Los malagueños, con el director de Vitalis subido al buggy.
Los malagueños, con el director de Vitalis subido al buggy. / Sur

El presidente de Vitalis, Ralf Giesecke, ofreció a los estudiantes malagueños la posibilidad de trabajar en Alemania. Y a Rocío y a Aran Talboys directamente un contrato en la empresa. «¡No podía negarme! Me pareció una gran oportunidad para ampliar mi futuro laboral», dice Rocío. Ella se incorporó a principios de noviembre y su compañero lo hará el próximo febrero.

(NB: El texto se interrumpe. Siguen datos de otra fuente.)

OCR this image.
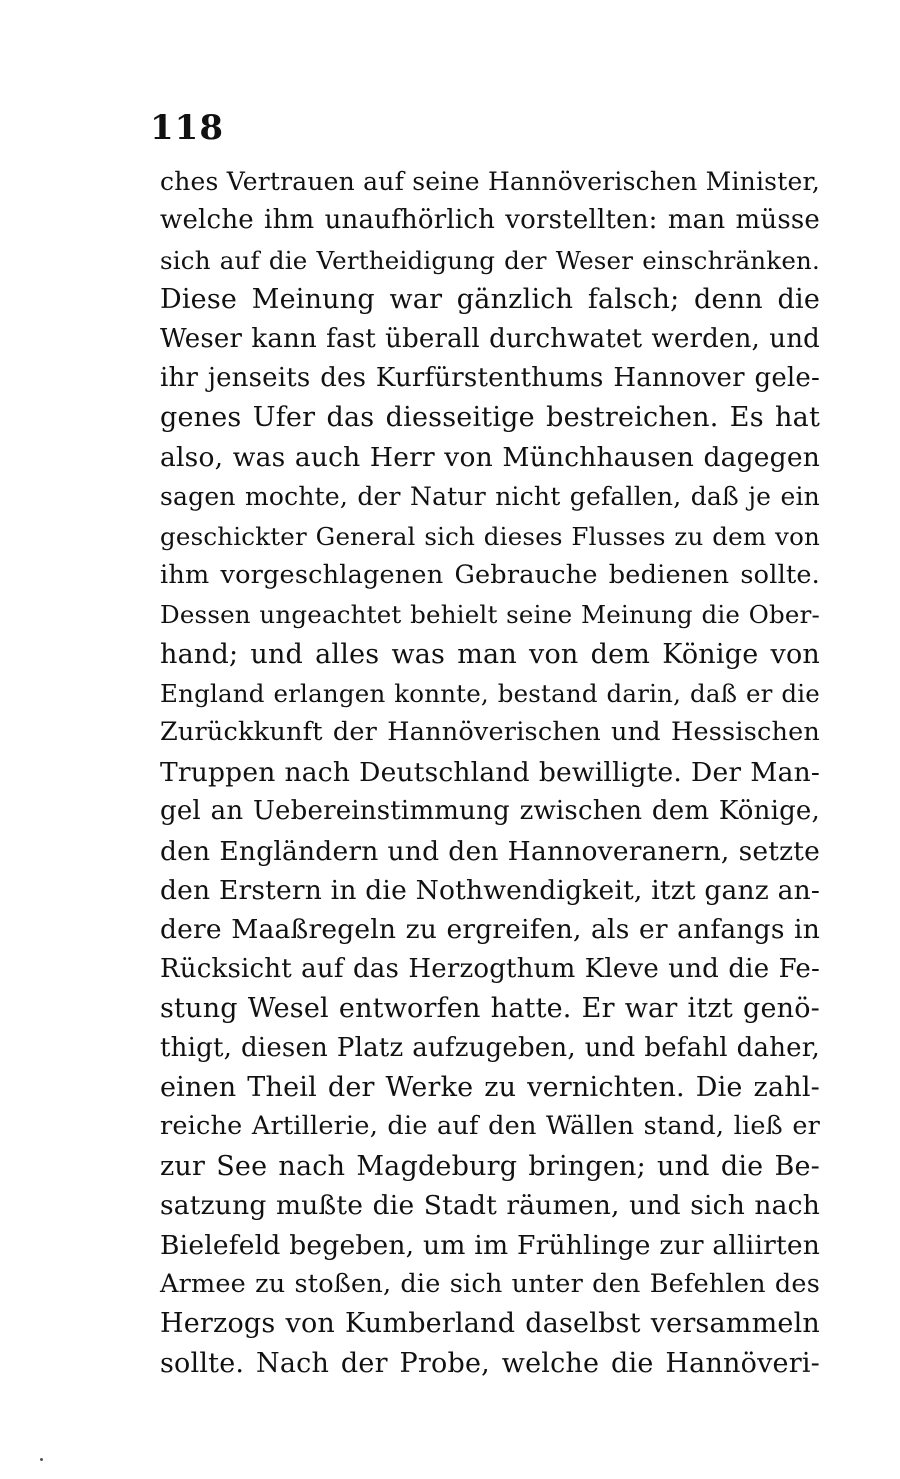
118
ches Vertrauen auf seine Hannöverischen Minister,
welche ihm unaufhörlich vorstellten: man müsse
sich auf die Vertheidigung der Weser einschränken.
Diese Meinung war gänzlich falsch; denn die
Weser kann fast überall durchwatet werden, und
ihr jenseits des Kurfürstenthums Hannover gele-
genes Ufer das diesseitige bestreichen. Es hat
also, was auch Herr von Münchhausen dagegen
sagen mochte, der Natur nicht gefallen, daß je ein
geschickter General sich dieses Flusses zu dem von
ihm vorgeschlagenen Gebrauche bedienen sollte.
Dessen ungeachtet behielt seine Meinung die Ober-
hand; und alles was man von dem Könige von
England erlangen konnte, bestand darin, daß er die
Zurückkunft der Hannöverischen und Hessischen
Truppen nach Deutschland bewilligte. Der Man-
gel an Uebereinstimmung zwischen dem Könige,
den Engländern und den Hannoveranern, setzte
den Erstern in die Nothwendigkeit, itzt ganz an-
dere Maaßregeln zu ergreifen, als er anfangs in
Rücksicht auf das Herzogthum Kleve und die Fe-
stung Wesel entworfen hatte. Er war itzt genö-
thigt, diesen Platz aufzugeben, und befahl daher,
einen Theil der Werke zu vernichten. Die zahl-
reiche Artillerie, die auf den Wällen stand, ließ er
zur See nach Magdeburg bringen; und die Be-
satzung mußte die Stadt räumen, und sich nach
Bielefeld begeben, um im Frühlinge zur alliirten
Armee zu stoßen, die sich unter den Befehlen des
Herzogs von Kumberland daselbst versammeln
sollte. Nach der Probe, welche die Hannöveri-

Su trabajo en la empresa es rotar por todos los departamentos, como apoyo para grupos sobre todo de alumnos españoles. «Uno de mis puntos fuertes es sin duda el departamento de electro mecánica y el de trabajos metálicos, además de colaborar con la empresa a la hora de contactar con nuevos centros que quieran realizar erasmus en nuestra empresa», explica la joven. Su contrato es en principio de seis meses. La empresa le facilita casi todo, desde alojamiento, comida, billetes de avión, la posibilidad de poder desplazarme con sus vehículos privados, 24 días de vacaciones y un sueldo de 2.000 euros. «Tengo la gran suerte de contar con el apoyo de mi familia, mi pareja y mis amigos, a todos le ha parecido una enriquecedora experiencia profesional y personal», reconoce Rocío desde Schkeuditz.

Superar miedos

Desde esta experiencia profesional y vital tan intensa, Rocío anima a todos aquellos estudiantes a los que se les brinde la oportunidad de poder cursar una beca Erasmus que «las ganas de crecer y aprender puedan más que los miedos, que se atrevan a vivir esta gran experiencia, que se den la oportunidad de sentir cómo se vive en otros países y que experimenten lo maravilloso que es ver todo aquello que aún no han visto». Y a todas esas chicas que les gusta la mecánica, pero que por miedo no se atreven a conocerla más en profundidad, las anima a dar el paso, porque «¡nosotras también podemos!».